Park Avenue plastic surgeon Dr. Ramtin Kassir is using Google Glass to record surgeries and consultations and to access medical records, hands-free, in the operating room.

“I’ve had a patient say, ‘You look like you’re from “The Matrix!” ’ ” said Kassir, whose clients include some of “The Real Housewives of New Jersey.”

“Every one of them thinks it’s cool,” he said.

But Kassir, 47, says his smart goggles aren’t just a gimmick — they’re a game changer for doctors.

Kassir wears the $1,500 futuristic frames to snap photos with a blink — literally — and to live-stream surgeries for medical students. Rather than handing patients a mirror, he records and displays their faces in real time on a projection screen in his office.

“Every day, I come up with new uses,” Kassir said. “We showed on a big-screen TV . . . the inside of someone’s nose and their crooked septum and clogged sinuses.”

Google Glass looks similar to a normal pair of eyeglasses but with a tiny projector over the right eye that displays a semi-transparent computer screen.

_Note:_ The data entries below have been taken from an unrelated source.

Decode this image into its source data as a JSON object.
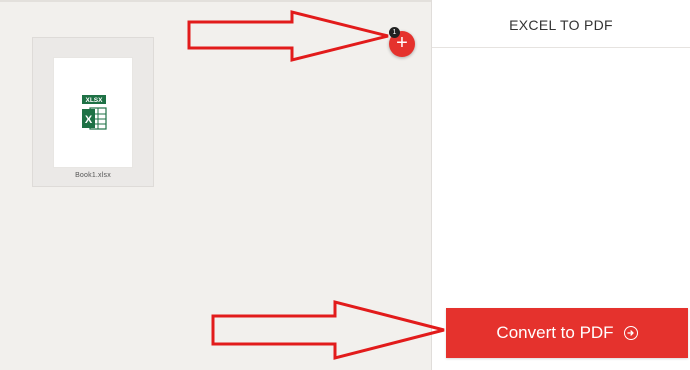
{
  "sidebar": {
    "title": "EXCEL TO PDF"
  },
  "file": {
    "name": "Book1.xlsx",
    "type_label": "XLSX"
  },
  "add_files": {
    "count": "1",
    "symbol": "+"
  },
  "convert": {
    "label": "Convert to PDF"
  },
  "colors": {
    "accent": "#e5322d",
    "excel_green": "#1e7145",
    "annotation_arrow": "#e21b1b"
  },
  "icons": {
    "file_type": "xlsx-file-icon",
    "add": "plus-icon",
    "convert": "arrow-right-circle-icon"
  }
}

Kassir needs only say, “OK, Glass” followed by “Take a picture” or “Record a video” and it’s done.

One client, Jasmina Soldatov, says she kept Kassir’s recording of their 30-minute consultation and plans to watch the video of her sinus surgery and rhinoplasty when they’re done.

“I was intrigued right away,” said Soldatov, 30, of Dallas. “I can watch the whole procedure and have it for my records.”

Kassir snagged the technology through Google’s Glass Explorer program, which allows companies and professionals of all stripes to experiment with the device.

The high-tech specs aren’t yet publicly available, but they are being tested by the military, hospitals and even NBA teams, which used Glassware to broadcast first-person views during games.

A Boston doctor says the eyewear saved a man’s life when he was brought into the ER for brain bleeding. The doc instantly found the ­patient’s drug allergies via Glass.